Saturday, September 13, 2014

O valor das pequenas coisas

Pedro J. Bondaczuk

O passado, para as pessoas pragmáticas – as que têm como lema a contínua ação – é uma inutilidade. Não serve para recuperar o tempo perdido. Este é irrecuperável. O que se deixou de fazer, óbvio, nunca mais será feito, não pelo menos naquele período específico em que deveria sê-lo, mas não foi. Disso, creio, ninguém tem dúvidas, mesmo o sujeito sonhador, que tenta, em vão, recuperar o que não se pode. Há muita gente assim.

O passado, então, não serve para nada? Tem que ser liminarmente descartado e esquecido? Devemos tocar a bola para frente, buscando fazer o máximo num mínimo de tempo? Eu não seria (nem sou) tão radical. No sentido de ação, até concordo com os pragmáticos. Não conseguiremos, jamais, reviver o que foi vivido (claro, se o que passou nos tenha sido benéfico e memorável e seja, portanto, digno de ser revivido). Se você quiser, porém, compreender sua vida e consertar eventuais erros que cometeu lá atrás, terá, necessariamente, que a vislumbrar no conjunto. E o passado, neste caso, precisa ser não somente lembrado, mas analisado, revisto e esmiuçado.
 
Concordo com o filósofo e teólogo dinamarquês, Soren Kierkegaard, quando sentencia: “A vida só pode ser compreendida olhando-se para trás; mas só pode ser vivida olhando-se para a frente”. Ou seja, você deve separar as coisas. Aliás, para ser uma pessoa equilibrada, você não pode ser radical em praticamente nada. É desejável, óbvio, que seja, sim, pragmático,  mas sem se descuidar, em circunstância alguma, da reflexão, do planejamento, da ponderação dos prós e contras do que se propõe a realizar, sob risco de se tornar dispersivo. Ou, pior, de em vez de construir o que quer que seja com seus atos, destruir o que já existe de bom. E, para esse efeito, o passado é bastante útil e não raro essencial.. 

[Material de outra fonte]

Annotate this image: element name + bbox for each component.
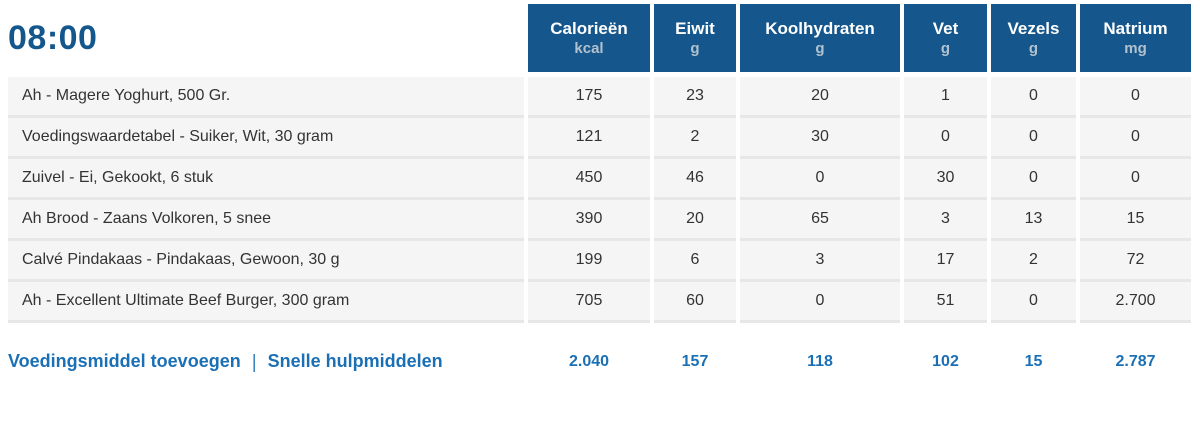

O sujeito que é pragmático e leve o pragmatismo a extremos, no afã de não desperdiçar tempo, recorre, frequentemente, à pressa. Mas é mais do que meramente apressado. É afoito. O resultado, salvo alguma feliz (e rara) exceção, finda por ser o oposto do pretendido. Deveria dar ouvidos ao escritor e filósofo Gilbert Keith Chesterton, que observou: “Uma das grandes desvantagens de termos pressa é o tempo que isso nos faz perder”. E como faz! No afã de chegar sem tardança ao objetivo, o apressado comete erros e mais erros, tendo que refazer o que já fez, o que não seria necessário se refletisse, se comparasse como agiram no passado pessoas que executaram a mesma tarefa, quando não se recordasse como ele próprio já agiu e foi bem-sucedido em ocasiões anteriores.

Está aí uma das utilidades práticas do passado. Há muitas outras, mas cito apenas esta tendo em mente o sujeito pragmático, o homem de ação que detesta perder tempo. No exemplo que mencionei, convenhamos, a reflexão e o planejamento não são perdas de preciosos segundos (ou mesmo que se trate de horas), mas se constituem em seu aproveitamento racional. Temos o mau hábito de não valorizar as pequenas coisas, achando que tudo na vida é feito de grandiosidade. Aliás, muito pelo contrário. Claro que não defendo que concentremos toda nossa atenção em uma formiguinha, sem atentarmos para o elefante, que finda por nos atropelar. Não é isso.

Mas por causa de um reles arrebite defeituoso, um único e pequenino, entre milhares de outros sem defeito, o navio que “não poderia afundar”, o Titanic, naufragou. É com a soma de pequenas virtudes que construímos um grande caráter. É com atos pequeninos, mas sempre constantes, que elaboramos uma grande vida. Devemos atentar para a natureza que, como se sabe, “nunca dá saltos”. Tudo nela tem uma sequência natural, lógica, contínua, no tempo certo, sem retrocessos.

O criador do célebre personagem, o detetive Sherlock Holmes, e de seu inseparável (e pragmático) parceiro, doutor Watson, o escritor inglês Sir Arthur Conan Doyle, tinha ciência disso. E escreveu: “Há muito tempo que o meu axioma é de que as pequenas coisas são infinitamente mais importantes”. Talvez o superlativo, neste caso, seja, digamos, um tanto exagerado. Mas esse retórico exagero não faz as pequenas coisas serem menos importantes do que são. E entre elas, o passado está incluído. Não é, portanto, uma “inutilidade”, se considerado no devido contexto. Só não pode ser supervalorizado, por razões óbvias. Por que? Ora, ora, ora, porque não volta jamais.